Integration and auto-mesh
Integration between CFdesign and SolidWorks allows Bittware to set up and conduct iterative design studies without any translation, conversion, or data loss. Volumes, void-filling, boundary conditions and material properties are assigned automatically, and associativity of all geometry is maintained as the part or assembly moves between SolidWorks and CFdesign.
Automatic meshing in CFdesign eliminates the need to fine-tune the mesh to get all the elements correct, a process that in traditional CFD takes too much time. “With auto-mesh, I can open a SolidWorks model with dozens of different component shapes and sizes and have it meshed in about 30 seconds,” says Buonviri.
20 geometry changes, 10 material changes, 1 trip to the thermal chamber
The first look at the GT3U in CFdesign quickly revealed where temperature rises were the worst. It was then a series of back and forth between SolidWorks and CFdesign to optimize the design. BittWare did about 20 iterations changing the model and another 10 or so changing material properties, adjusting power dissipation of components, making power supply changes, and working to get the best gap-pad material.

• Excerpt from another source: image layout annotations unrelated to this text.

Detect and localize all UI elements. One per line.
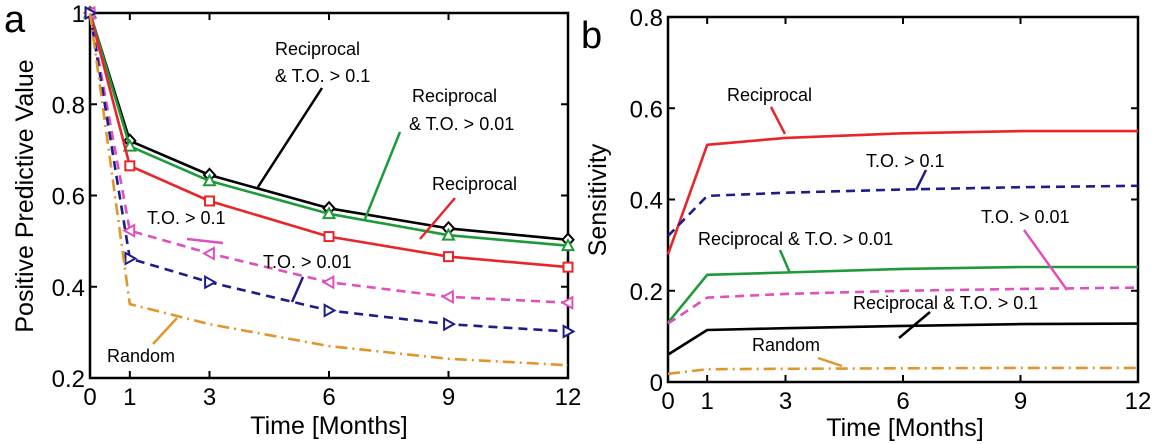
x-tick-label: 9: [1014, 388, 1027, 415]
annotation-label-t-o-gt-0-01: T.O. > 0.01: [263, 252, 352, 272]
series-marker-t-o-gt-0-01: [204, 274, 218, 290]
series-line-reciprocal-and-t-o-gt-0-01: [88, 12, 569, 247]
annotation-label-reciprocal-and-t-o-gt-0-1: & T.O. > 0.1: [275, 66, 370, 86]
series-marker-reciprocal: [204, 195, 215, 207]
panel-b-plot-frame: [666, 15, 1140, 384]
series-line-t-o-gt-0-1: [88, 12, 569, 304]
x-tick-label: 1: [123, 384, 136, 411]
x-tick-label: 3: [779, 388, 792, 415]
annotation-label-reciprocal-and-t-o-gt-0-1: Reciprocal & T.O. > 0.1: [853, 293, 1038, 313]
series-marker-reciprocal-and-t-o-gt-0-01: [122, 138, 138, 152]
annotation-leader-reciprocal-and-t-o-gt-0-01: [778, 249, 792, 274]
series-marker-t-o-gt-0-1: [440, 289, 454, 304]
annotation-label-t-o-gt-0-01: T.O. > 0.01: [981, 207, 1070, 227]
annotation-label-reciprocal-and-t-o-gt-0-01: Reciprocal: [412, 86, 497, 106]
x-tick-label: 3: [203, 384, 216, 411]
annotation-leader-t-o-gt-0-1: [186, 237, 224, 245]
series-marker-t-o-gt-0-01: [124, 251, 138, 266]
panel-a-ticks: 0 1 3 6 9 120.20.40.60.81: [52, 1, 582, 411]
annotation-label-t-o-gt-0-1: T.O. > 0.1: [147, 208, 226, 228]
y-tick-label: 0.4: [630, 188, 663, 215]
x-tick-label: 6: [896, 388, 909, 415]
x-tick-label: 1: [700, 388, 713, 415]
annotation-label-t-o-gt-0-1: T.O. > 0.1: [866, 151, 945, 171]
series-marker-t-o-gt-0-01: [443, 316, 457, 332]
series-marker-reciprocal-and-t-o-gt-0-01: [441, 227, 456, 241]
annotation-leader-reciprocal: [419, 197, 456, 240]
panel-a-annotations: Reciprocal & T.O. > 0.1 Reciprocal & T.O. >…: [107, 39, 517, 366]
panel-b-y-axis-label: Sensitivity: [584, 143, 612, 256]
y-tick-label: 0.4: [52, 275, 85, 302]
series-marker-reciprocal-and-t-o-gt-0-01: [560, 238, 576, 252]
panel-b-letter: b: [581, 15, 602, 57]
annotation-leader-random: [817, 356, 843, 368]
series-line-reciprocal: [666, 129, 1138, 255]
series-marker-reciprocal-and-t-o-gt-0-01: [202, 173, 217, 187]
x-tick-label: 9: [442, 384, 455, 411]
annotation-label-reciprocal-and-t-o-gt-0-01: Reciprocal & T.O. > 0.01: [698, 229, 893, 249]
y-tick-label: 0.2: [52, 366, 85, 393]
series-marker-reciprocal: [562, 261, 574, 273]
series-marker-reciprocal: [124, 160, 136, 172]
series-marker-t-o-gt-0-01: [562, 324, 576, 339]
series-line-random: [667, 366, 1138, 376]
panel-a-letter: a: [4, 0, 26, 41]
annotation-label-reciprocal: Reciprocal: [432, 174, 517, 194]
panel-a: a 0 1 3 6 9 120.20.40.60.81 Reciprocal& T.O. …: [4, 0, 581, 440]
series-marker-t-o-gt-0-1: [201, 246, 215, 261]
series-marker-reciprocal: [323, 231, 335, 243]
panel-b-series: [666, 129, 1139, 376]
y-tick-label: 0.6: [52, 184, 85, 211]
x-tick-label: 6: [322, 384, 335, 411]
series-marker-reciprocal: [443, 251, 454, 263]
y-tick-label: 0: [650, 370, 663, 397]
series-marker-t-o-gt-0-01: [323, 303, 337, 318]
panel-b-annotations: Reciprocal T.O. > 0.1 Reciprocal & T.O. > …: [698, 85, 1070, 368]
annotation-label-random: Random: [752, 335, 820, 355]
annotation-leader-t-o-gt-0-01: [1022, 229, 1069, 291]
annotation-label-reciprocal-and-t-o-gt-0-01: & T.O. > 0.01: [409, 114, 514, 134]
annotation-leader-t-o-gt-0-01: [290, 276, 305, 303]
annotation-label-reciprocal: Reciprocal: [727, 85, 812, 105]
annotation-label-reciprocal-and-t-o-gt-0-1: Reciprocal: [275, 39, 360, 59]
x-tick-label: 12: [1125, 388, 1152, 415]
series-marker-reciprocal-and-t-o-gt-0-01: [321, 206, 337, 220]
x-tick-label: 0: [661, 388, 674, 415]
series-line-t-o-gt-0-01: [88, 12, 569, 333]
annotation-leader-t-o-gt-0-1: [914, 169, 928, 191]
panel-a-series: [82, 5, 576, 367]
x-tick-label: 0: [83, 384, 96, 411]
series-line-t-o-gt-0-1: [667, 184, 1139, 237]
series-line-reciprocal-and-t-o-gt-0-01: [666, 265, 1138, 324]
series-line-random: [88, 12, 569, 367]
y-tick-label: 0.6: [630, 96, 663, 123]
series-marker-t-o-gt-0-1: [122, 223, 136, 238]
y-tick-label: 0.8: [52, 92, 85, 119]
series-line-reciprocal: [88, 12, 569, 269]
series-marker-t-o-gt-0-1: [560, 295, 574, 310]
panel-a-y-axis-label: Positive Predictive Value: [11, 59, 39, 332]
annotation-leader-reciprocal-and-t-o-gt-0-01: [363, 131, 402, 220]
y-tick-label: 0.8: [630, 5, 663, 32]
x-tick-label: 12: [555, 384, 582, 411]
annotation-leader-reciprocal-and-t-o-gt-0-1: [256, 87, 324, 188]
series-line-t-o-gt-0-01: [667, 286, 1139, 325]
series-line-reciprocal-and-t-o-gt-0-1: [667, 322, 1139, 356]
y-tick-label: 0.2: [630, 279, 663, 306]
annotation-leader-random: [152, 317, 178, 345]
annotation-leader-reciprocal-and-t-o-gt-0-1: [898, 311, 931, 339]
panel-a-x-axis-label: Time [Months]: [250, 412, 407, 440]
panel-b-x-axis-label: Time [Months]: [826, 414, 983, 442]
annotation-leader-reciprocal: [769, 106, 787, 135]
annotation-label-random: Random: [107, 346, 175, 366]
y-tick-label: 1: [72, 1, 85, 28]
series-marker-t-o-gt-0-1: [321, 274, 335, 290]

The solution was to have the frame wrap around the edges of the card so it made contact with the chassis cold wall on both the top and bottom surfaces. Because the biggest rise in temperatures occurred in the gap pad, he selected the best-performing thermal materials for the pad.
“This process gives a lot of confidence in the quality of the final design,” says Buonviri. “When we do the physical environmental testing in a thermal chamber it’s usually just to verify what we’ve already calculated in CFdesign. It’s one set of tests, without the need to adjust things as you go, which takes time and money.”